Disarm Therapeutics is targeting neurological conditions that result from axon degeneration, a condition found in a number of disorders, affecting axons — the long extended fibers in neurons, or nerve cells — that carry electrical signals from the body of the cell. The degeneration of axon fibers is associated with several neurological disorders, including multiple sclerosis, amyotrophic lateral sclerosis or ALS, glaucoma, Parkinson’s and Alzheimer’s disease, and peripheral nerve pain from diabetes or chemotherapy.
The company’s founders, geneticist Jeffrey Milbrandt and developmental biologist Aaron DiAntonio, study axon degeneration at Washington University and identified a common feature to the condition: a protein known as SARM1, short for Sterile Alpha And TIR Motif Containing 1. The researchers discovered the mechanisms behind axon degeneration that result from SARM1, usually a consequence of trauma or injury, but also inflammation or intraocular pressure associated with glaucoma.

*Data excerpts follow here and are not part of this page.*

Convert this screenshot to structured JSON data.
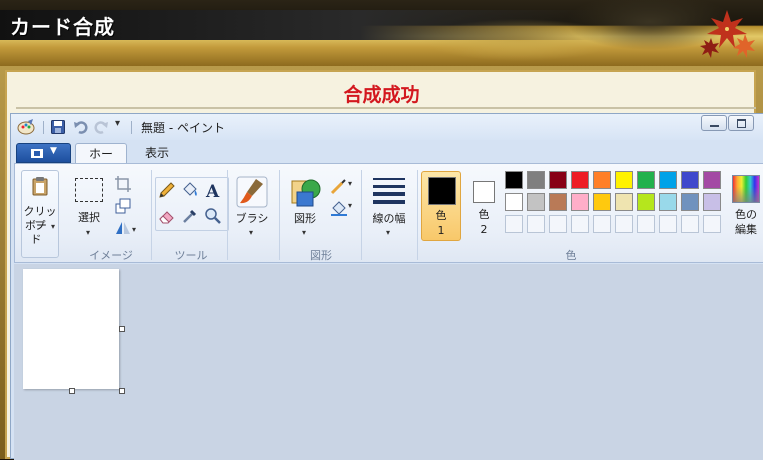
{
  "game": {
    "title": "カード合成",
    "result_title": "合成成功"
  },
  "paint": {
    "window_title": "無題 - ペイント",
    "tabs": {
      "home": "ホーム",
      "view": "表示"
    },
    "groups": {
      "image": "イメージ",
      "tools": "ツール",
      "shapes": "図形",
      "colors": "色"
    },
    "buttons": {
      "clipboard_line1": "クリップ",
      "clipboard_line2": "ボード",
      "select": "選択",
      "brush": "ブラシ",
      "shapes": "図形",
      "line_width": "線の幅",
      "color1_line1": "色",
      "color1_line2": "1",
      "color2_line1": "色",
      "color2_line2": "2",
      "edit_colors_line1": "色の",
      "edit_colors_line2": "編集"
    },
    "color1": "#000000",
    "color2": "#ffffff",
    "palette_row1": [
      "#000000",
      "#7f7f7f",
      "#880015",
      "#ed1c24",
      "#ff7f27",
      "#fff200",
      "#22b14c",
      "#00a2e8",
      "#3f48cc",
      "#a349a4"
    ],
    "palette_row2": [
      "#ffffff",
      "#c3c3c3",
      "#b97a57",
      "#ffaec9",
      "#ffc90e",
      "#efe4b0",
      "#b5e61d",
      "#99d9ea",
      "#7092be",
      "#c8bfe7"
    ],
    "palette_row3_count": 10,
    "icons": {
      "app": "paint-app-icon",
      "save": "save-icon",
      "undo": "undo-icon",
      "redo": "redo-icon",
      "pencil": "pencil-icon",
      "fill": "fill-bucket-icon",
      "text": "text-icon",
      "eraser": "eraser-icon",
      "picker": "color-picker-icon",
      "magnifier": "magnifier-icon"
    }
  }
}
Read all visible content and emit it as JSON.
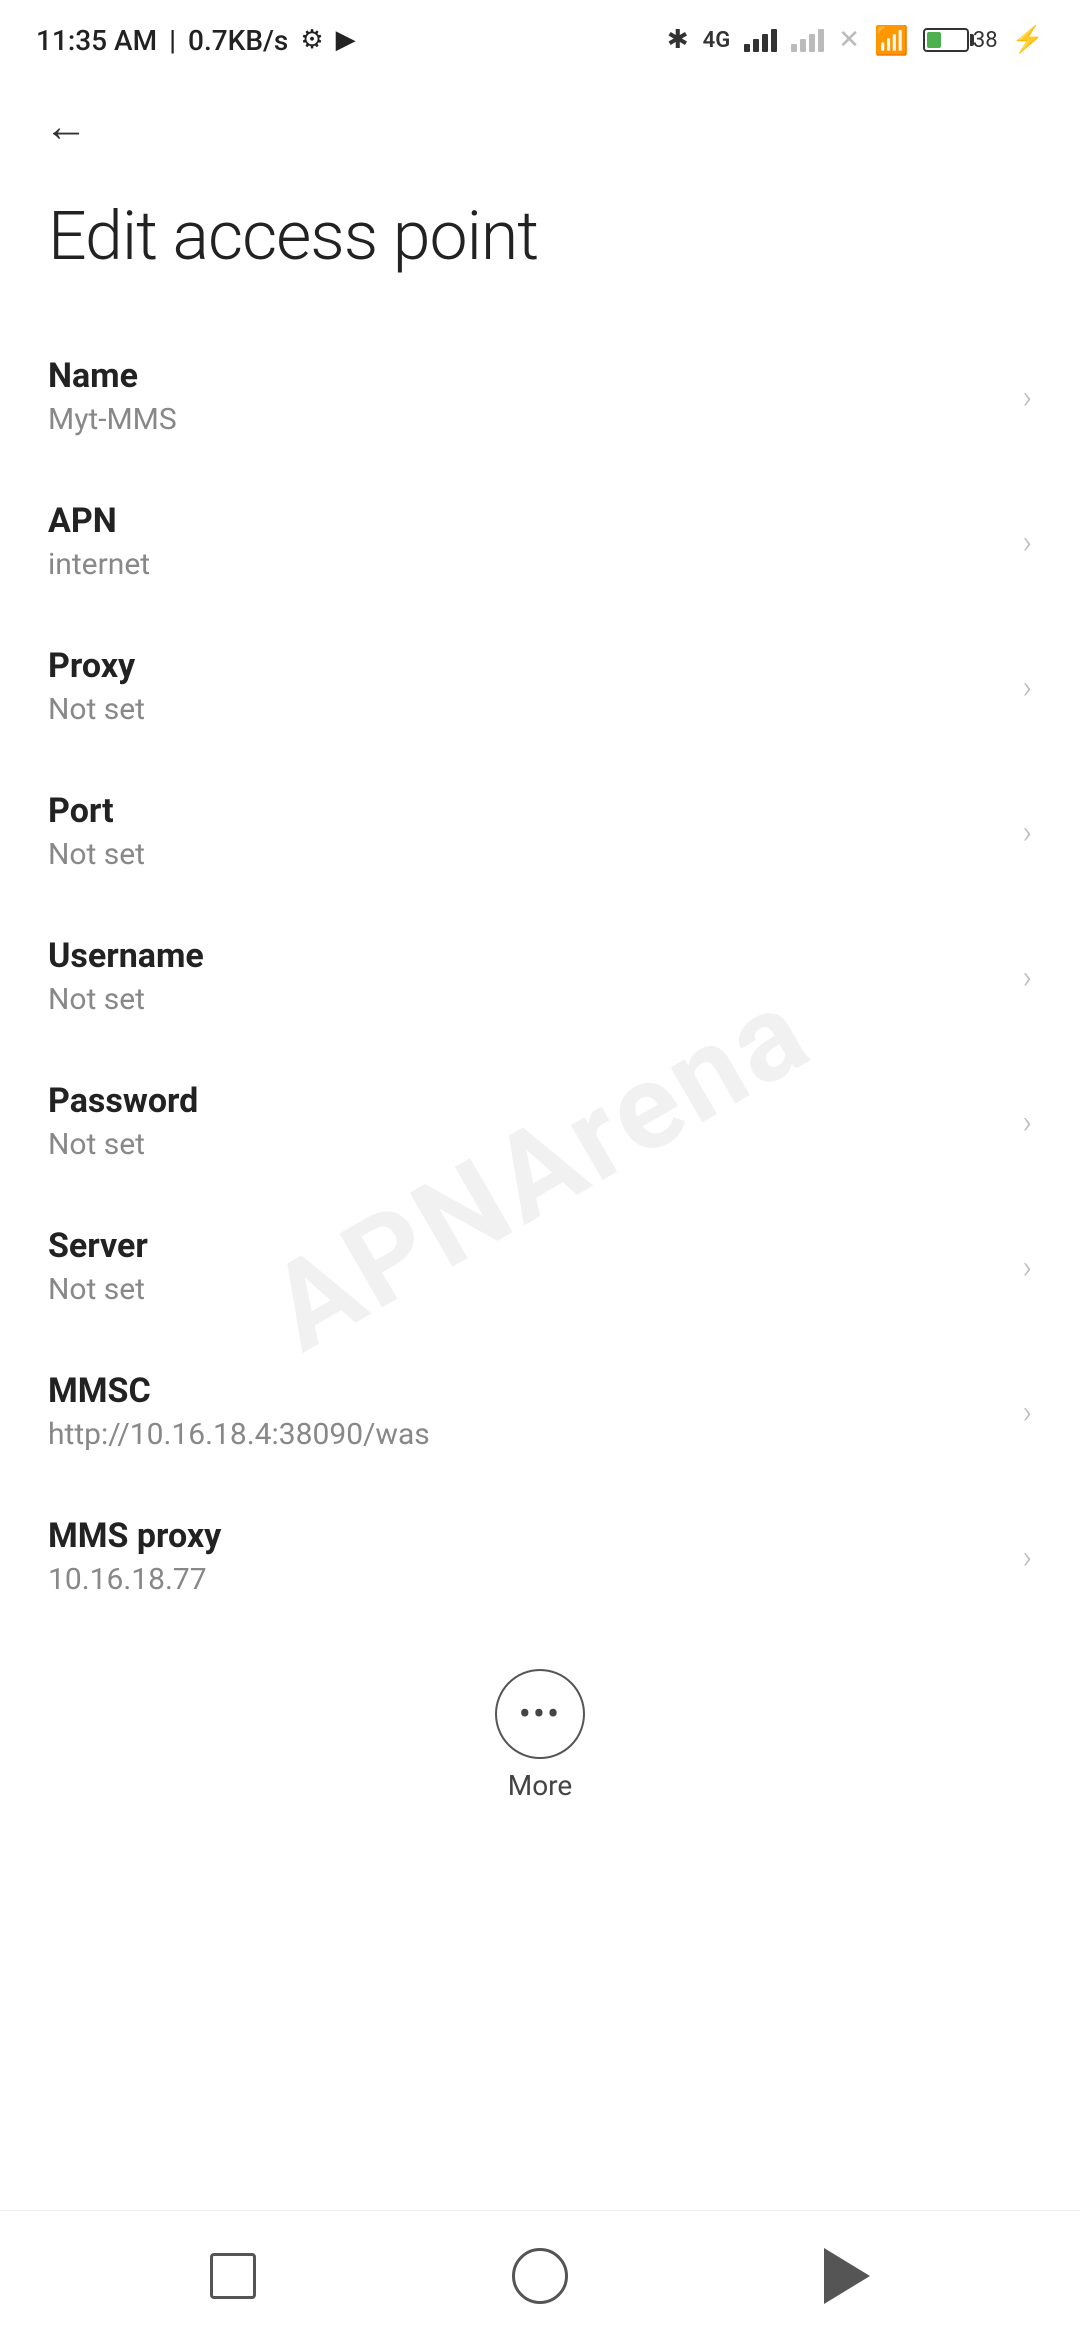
{
  "statusBar": {
    "time": "11:35 AM",
    "speed": "0.7KB/s"
  },
  "toolbar": {
    "backLabel": "←"
  },
  "page": {
    "title": "Edit access point"
  },
  "settings": [
    {
      "label": "Name",
      "value": "Myt-MMS"
    },
    {
      "label": "APN",
      "value": "internet"
    },
    {
      "label": "Proxy",
      "value": "Not set"
    },
    {
      "label": "Port",
      "value": "Not set"
    },
    {
      "label": "Username",
      "value": "Not set"
    },
    {
      "label": "Password",
      "value": "Not set"
    },
    {
      "label": "Server",
      "value": "Not set"
    },
    {
      "label": "MMSC",
      "value": "http://10.16.18.4:38090/was"
    },
    {
      "label": "MMS proxy",
      "value": "10.16.18.77"
    }
  ],
  "more": {
    "label": "More"
  },
  "watermark": "APNArena"
}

Milbrandt and DiAntonio documented the role SARM1 plays in breaking down the body’s built-in protections for axons, including the chemical actions used by SARM1 to destroy these protections.

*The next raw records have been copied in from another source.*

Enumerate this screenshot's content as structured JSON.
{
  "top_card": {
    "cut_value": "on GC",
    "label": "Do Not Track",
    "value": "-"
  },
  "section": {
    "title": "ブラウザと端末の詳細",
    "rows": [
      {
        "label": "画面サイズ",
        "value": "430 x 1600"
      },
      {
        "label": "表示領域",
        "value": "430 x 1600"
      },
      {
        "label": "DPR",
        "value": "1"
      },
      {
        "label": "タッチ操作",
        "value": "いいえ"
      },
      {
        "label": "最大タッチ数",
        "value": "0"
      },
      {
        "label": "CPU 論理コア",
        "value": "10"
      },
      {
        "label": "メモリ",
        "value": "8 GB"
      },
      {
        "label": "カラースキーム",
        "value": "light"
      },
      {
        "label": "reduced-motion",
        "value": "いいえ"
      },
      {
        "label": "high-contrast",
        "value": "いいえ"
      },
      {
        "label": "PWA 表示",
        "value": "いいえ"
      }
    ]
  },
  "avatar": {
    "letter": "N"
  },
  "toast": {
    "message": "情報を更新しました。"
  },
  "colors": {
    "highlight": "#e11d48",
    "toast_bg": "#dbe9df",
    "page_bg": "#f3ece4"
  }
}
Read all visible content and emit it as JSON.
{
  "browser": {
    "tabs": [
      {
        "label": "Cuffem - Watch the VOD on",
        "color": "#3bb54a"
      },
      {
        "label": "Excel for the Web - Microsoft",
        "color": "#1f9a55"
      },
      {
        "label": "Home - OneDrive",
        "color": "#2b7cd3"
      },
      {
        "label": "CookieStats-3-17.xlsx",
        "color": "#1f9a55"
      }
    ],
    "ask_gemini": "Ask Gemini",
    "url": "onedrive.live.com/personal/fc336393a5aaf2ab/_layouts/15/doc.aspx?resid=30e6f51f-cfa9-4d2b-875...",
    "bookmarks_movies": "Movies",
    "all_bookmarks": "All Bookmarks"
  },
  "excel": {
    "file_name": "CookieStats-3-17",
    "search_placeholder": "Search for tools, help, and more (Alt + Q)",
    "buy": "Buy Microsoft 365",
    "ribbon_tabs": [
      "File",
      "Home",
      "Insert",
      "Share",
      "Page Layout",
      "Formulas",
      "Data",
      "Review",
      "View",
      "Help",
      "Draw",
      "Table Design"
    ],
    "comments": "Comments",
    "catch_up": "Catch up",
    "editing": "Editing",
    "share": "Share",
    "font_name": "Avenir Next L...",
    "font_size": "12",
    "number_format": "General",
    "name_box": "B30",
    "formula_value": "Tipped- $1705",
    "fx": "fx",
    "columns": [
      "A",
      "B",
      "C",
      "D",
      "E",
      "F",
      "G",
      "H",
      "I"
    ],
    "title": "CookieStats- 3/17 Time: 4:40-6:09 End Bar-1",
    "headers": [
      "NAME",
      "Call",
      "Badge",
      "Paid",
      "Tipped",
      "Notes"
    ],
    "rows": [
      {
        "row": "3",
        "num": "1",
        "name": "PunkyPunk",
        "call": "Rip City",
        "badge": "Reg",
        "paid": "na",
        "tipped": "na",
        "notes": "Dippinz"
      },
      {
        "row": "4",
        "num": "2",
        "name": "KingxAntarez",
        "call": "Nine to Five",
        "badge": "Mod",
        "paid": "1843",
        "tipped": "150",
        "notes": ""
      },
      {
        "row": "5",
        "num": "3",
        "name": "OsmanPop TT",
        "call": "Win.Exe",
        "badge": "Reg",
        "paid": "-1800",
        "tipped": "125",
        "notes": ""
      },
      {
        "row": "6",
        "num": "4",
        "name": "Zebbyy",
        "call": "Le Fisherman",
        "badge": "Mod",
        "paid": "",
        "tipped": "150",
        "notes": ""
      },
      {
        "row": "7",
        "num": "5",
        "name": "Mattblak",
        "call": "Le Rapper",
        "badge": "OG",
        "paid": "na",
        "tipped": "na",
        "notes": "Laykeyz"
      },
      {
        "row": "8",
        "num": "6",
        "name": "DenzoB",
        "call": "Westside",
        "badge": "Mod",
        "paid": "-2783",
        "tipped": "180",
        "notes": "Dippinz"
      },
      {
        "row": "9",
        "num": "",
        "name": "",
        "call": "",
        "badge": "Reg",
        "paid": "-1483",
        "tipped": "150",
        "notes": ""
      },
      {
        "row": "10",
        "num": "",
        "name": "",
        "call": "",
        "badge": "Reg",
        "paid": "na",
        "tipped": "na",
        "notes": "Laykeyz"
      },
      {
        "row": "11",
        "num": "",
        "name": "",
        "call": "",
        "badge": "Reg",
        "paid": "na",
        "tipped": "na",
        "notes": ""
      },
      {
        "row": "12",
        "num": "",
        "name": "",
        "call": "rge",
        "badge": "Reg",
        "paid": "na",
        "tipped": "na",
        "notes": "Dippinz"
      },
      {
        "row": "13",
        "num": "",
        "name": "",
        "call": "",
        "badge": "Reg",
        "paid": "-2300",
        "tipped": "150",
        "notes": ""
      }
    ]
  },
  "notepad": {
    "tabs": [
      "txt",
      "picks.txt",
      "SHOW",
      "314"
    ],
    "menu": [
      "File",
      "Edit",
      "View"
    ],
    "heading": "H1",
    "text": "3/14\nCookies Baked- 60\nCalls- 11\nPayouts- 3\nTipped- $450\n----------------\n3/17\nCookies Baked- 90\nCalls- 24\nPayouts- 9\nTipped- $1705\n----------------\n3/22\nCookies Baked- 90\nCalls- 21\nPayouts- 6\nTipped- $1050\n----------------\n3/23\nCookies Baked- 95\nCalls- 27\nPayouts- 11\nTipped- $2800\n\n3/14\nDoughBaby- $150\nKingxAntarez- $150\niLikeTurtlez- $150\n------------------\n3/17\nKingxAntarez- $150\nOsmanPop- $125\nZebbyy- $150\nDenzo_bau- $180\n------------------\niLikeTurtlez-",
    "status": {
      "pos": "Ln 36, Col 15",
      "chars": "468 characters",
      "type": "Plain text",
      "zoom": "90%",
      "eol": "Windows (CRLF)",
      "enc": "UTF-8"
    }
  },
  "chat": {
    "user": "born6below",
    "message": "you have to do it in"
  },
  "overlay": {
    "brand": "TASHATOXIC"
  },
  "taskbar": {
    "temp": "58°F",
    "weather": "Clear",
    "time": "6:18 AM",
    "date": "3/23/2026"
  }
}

Disarm Therapeutics’ technology, based on this research and licensed from Washington University, is a platform for developing treatments that limit the effects of SARM1 in axonal degeneration. The researchers say SARM1’s enzymatic activity offers a target for new therapies. The company also plans to develop non-invasive diagnostics to determine the extent of axonal degeneration and predict the likely effects of treatments.

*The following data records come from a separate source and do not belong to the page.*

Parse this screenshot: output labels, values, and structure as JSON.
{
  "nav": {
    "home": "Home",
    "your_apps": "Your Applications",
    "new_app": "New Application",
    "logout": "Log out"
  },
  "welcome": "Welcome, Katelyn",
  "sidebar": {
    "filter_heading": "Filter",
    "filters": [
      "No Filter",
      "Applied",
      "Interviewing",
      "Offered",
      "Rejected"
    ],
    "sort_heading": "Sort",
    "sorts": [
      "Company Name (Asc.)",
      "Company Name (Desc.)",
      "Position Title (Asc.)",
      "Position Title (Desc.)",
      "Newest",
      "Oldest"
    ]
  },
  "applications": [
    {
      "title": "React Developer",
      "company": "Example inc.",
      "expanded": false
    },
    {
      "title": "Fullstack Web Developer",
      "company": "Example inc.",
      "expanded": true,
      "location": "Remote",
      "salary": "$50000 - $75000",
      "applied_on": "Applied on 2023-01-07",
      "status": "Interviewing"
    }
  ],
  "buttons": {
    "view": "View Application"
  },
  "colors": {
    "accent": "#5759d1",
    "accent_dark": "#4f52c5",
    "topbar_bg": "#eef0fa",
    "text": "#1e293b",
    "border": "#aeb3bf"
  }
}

Rajesh Devraj, also a co-founder and the company’s current chief scientist, says in a company statement that Disarm plans to translate the research by Milbrandt and DiAntonio into “human proof of concept in a range of neurological diseases, supported by non-invasive biomarkers.”
Milbrandt and DiAntonio are scientific advisors to Disarm Therapeutics, which they founded in 2016 with Atlas Venture, an early-stage life science venture investment company in Cambridge, Mass. Atlas Venture also led Disarm’s new venture financing, along with Lightstone Ventures and AbbVie Ventures, raising $30 million.